Alzheimer's disease (AD) is the most common form of dementia among older people. It is a complex disease and the genetics and environmental factors behind it are not conclusive yet. Traditional statistical analyses are inadequate to identify variants, genes, or pathways capable of explaining AD as a unit. In this context, pathway network analysis based on a set of curated AD-specific genes identified in the literature can elucidate biological mechanisms underneath AD. Through the network, we can infer influential pathways that can together explain AD. Consequently, we can target those pathways and corresponding genes for further analysis to develop new drugs, discover novel AD-related genes, combine multiple hypotheses, and so forth.
We have developed a novel graph theoretic algorithm that can elucidate complex biology from a given set of disease-related genes.

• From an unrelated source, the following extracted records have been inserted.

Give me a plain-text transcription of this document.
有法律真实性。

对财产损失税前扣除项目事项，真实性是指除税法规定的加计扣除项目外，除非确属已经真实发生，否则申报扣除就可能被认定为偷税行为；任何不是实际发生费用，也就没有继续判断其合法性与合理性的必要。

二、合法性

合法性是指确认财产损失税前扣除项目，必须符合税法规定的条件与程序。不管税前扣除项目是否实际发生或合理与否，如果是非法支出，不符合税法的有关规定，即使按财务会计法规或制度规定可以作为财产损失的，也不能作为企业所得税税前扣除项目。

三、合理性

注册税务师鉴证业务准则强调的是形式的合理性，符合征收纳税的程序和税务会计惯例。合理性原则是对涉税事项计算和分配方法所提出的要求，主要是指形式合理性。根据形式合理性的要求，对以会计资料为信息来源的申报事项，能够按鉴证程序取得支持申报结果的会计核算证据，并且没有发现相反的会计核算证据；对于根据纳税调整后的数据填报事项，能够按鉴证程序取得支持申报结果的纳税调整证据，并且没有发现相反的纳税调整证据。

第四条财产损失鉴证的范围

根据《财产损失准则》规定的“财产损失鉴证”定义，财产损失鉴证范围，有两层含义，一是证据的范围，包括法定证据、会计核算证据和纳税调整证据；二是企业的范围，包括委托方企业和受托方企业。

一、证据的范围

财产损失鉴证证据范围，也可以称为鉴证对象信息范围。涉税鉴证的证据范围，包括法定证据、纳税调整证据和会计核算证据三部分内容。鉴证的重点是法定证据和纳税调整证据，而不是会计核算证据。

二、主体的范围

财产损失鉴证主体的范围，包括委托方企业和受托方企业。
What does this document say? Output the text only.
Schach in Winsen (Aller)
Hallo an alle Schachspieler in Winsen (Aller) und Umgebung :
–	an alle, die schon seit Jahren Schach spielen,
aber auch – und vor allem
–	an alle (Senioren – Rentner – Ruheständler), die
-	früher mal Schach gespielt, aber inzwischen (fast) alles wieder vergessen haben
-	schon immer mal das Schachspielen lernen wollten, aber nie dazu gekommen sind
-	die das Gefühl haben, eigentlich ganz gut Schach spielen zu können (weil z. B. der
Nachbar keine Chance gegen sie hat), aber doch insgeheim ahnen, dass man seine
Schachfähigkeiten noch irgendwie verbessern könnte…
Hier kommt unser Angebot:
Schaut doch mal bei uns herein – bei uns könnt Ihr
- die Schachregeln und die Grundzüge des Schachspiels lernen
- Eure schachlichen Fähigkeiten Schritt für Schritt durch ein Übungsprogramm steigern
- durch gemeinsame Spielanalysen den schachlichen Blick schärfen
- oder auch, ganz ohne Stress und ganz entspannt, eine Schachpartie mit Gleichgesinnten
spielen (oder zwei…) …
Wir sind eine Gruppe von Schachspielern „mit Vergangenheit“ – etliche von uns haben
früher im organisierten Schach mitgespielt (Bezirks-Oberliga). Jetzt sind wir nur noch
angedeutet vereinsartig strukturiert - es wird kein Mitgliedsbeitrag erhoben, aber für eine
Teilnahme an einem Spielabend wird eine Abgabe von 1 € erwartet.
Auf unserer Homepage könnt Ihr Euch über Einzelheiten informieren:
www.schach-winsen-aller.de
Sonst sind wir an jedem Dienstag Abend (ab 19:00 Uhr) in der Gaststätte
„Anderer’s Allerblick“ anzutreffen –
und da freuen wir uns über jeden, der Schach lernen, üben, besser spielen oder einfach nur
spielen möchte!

It constructs a weighted network of enriched pathways where similarity score between a pair of pathways is defined in a context-specific manner. To make the network robust, we employ topological overlap techniques on top of the raw similarity measure. We then provide the importance of each pathway with respect to the entire network, functional modules and importance of each pathway in a specific module, gene clusters, and so forth. We also provide a method to identify a set of novel genes that can further explain the disease-related genes and the disease itself.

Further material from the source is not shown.